383 km · 2 Landing Points · 1 Countries · Ready for Service: 2025
| Length | 383 km |
|---|---|
| Status | In Service |
| Ready for Service | 2025 |
| Landing Points | 2 |
| Countries | 1 |
| Location |
|---|
| Mazatlán, Mexico |
| San José del Cabo, Mexico |
TMX5 is a domestic submarine cable system operating entirely within Mexico. Spanning 383 km, it connects two points along Mexico's Pacific coast and serves an intra-national corridor within the country. The cable is owned and operated by Telmex, one of Mexico's principal telecommunications providers.
TMX5 has two landing points, both located in Mexico. One landing is at Mazatlán, a port city on the Sinaloa coast of the Pacific. The other landing is at San José del Cabo, situated at the southern tip of the Baja California Peninsula. Together, these two points define a coastal corridor running along the eastern edge of the Gulf of California.
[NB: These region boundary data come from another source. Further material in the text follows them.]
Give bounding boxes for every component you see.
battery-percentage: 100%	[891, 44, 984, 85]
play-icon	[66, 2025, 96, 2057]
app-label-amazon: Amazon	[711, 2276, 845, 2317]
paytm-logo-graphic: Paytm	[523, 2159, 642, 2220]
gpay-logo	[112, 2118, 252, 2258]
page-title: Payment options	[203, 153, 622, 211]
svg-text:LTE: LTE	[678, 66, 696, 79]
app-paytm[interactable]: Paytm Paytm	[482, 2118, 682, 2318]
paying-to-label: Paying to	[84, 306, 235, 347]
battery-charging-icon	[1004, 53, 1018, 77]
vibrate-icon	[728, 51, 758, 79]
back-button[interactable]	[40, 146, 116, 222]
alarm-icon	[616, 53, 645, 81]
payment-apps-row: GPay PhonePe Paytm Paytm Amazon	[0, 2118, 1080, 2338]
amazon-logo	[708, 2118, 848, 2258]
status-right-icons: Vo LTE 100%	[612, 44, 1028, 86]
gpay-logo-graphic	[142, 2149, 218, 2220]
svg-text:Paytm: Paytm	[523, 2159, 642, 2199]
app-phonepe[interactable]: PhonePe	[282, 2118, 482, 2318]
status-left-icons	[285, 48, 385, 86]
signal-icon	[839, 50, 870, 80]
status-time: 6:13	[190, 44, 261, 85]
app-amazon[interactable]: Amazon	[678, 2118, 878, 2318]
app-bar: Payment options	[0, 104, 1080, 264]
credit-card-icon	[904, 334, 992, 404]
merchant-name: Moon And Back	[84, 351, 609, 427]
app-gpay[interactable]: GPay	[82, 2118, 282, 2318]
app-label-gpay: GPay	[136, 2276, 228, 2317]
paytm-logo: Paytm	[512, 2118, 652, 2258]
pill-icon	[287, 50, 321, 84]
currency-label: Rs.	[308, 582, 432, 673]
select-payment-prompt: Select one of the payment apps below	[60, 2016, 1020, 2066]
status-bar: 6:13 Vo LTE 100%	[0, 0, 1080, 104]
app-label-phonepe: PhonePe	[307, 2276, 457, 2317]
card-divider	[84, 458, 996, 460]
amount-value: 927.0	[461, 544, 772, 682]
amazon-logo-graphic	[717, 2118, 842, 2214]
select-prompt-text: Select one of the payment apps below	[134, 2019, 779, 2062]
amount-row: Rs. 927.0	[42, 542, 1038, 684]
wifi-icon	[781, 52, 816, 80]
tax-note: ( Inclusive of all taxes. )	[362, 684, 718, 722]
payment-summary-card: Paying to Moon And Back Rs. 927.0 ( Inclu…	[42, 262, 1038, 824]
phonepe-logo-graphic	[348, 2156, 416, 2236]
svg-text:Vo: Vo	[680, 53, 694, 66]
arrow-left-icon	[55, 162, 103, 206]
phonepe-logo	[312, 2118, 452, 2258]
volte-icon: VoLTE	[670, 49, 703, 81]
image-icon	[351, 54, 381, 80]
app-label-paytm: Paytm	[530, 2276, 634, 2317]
TMX5 is solely owned by Telmex, a major Mexican telecommunications company with extensive fixed-line and network infrastructure operations across the country. As the single owner, Telmex holds full operational responsibility for the system.
TMX5 reached ready-for-service status in 2025, making it a recently activated system with approximately one year of operational history. It is currently in service.
Mexico hosts a substantial number of submarine cable landings, with the broader national cable landscape featuring systems of considerably greater length, several spanning thousands of kilometers across ocean basins. At 383 km, TMX5 is among the shorter systems touching Mexican shores, exceeding only 22% of other cables in the same national corridor by length. This reflects its function as a regional coastal link rather than a long-haul international system.
Among cables active or planned in Mexico's Pacific corridor, TMX5 sits alongside much larger intercontinental systems such as AMX-1, Pan-American Crossing, ARCOS, and the recently activated Bifrost. Upcoming systems including MANTA and CSN-1 will further expand connectivity options in the region. TMX5 is distinct from these peers in its domestic focus and comparatively short reach.
By linking Mazatlán on the Mexican mainland with San José del Cabo at the tip of the Baja California Peninsula, TMX5 provides a direct subsea connection across the Gulf of California. This route offers an alternative to terrestrial paths that must traverse the length of the Baja peninsula, supporting connectivity for communities and services at both landing locations. The cable extends Telmex's domestic network infrastructure along the Pacific coast of Mexico.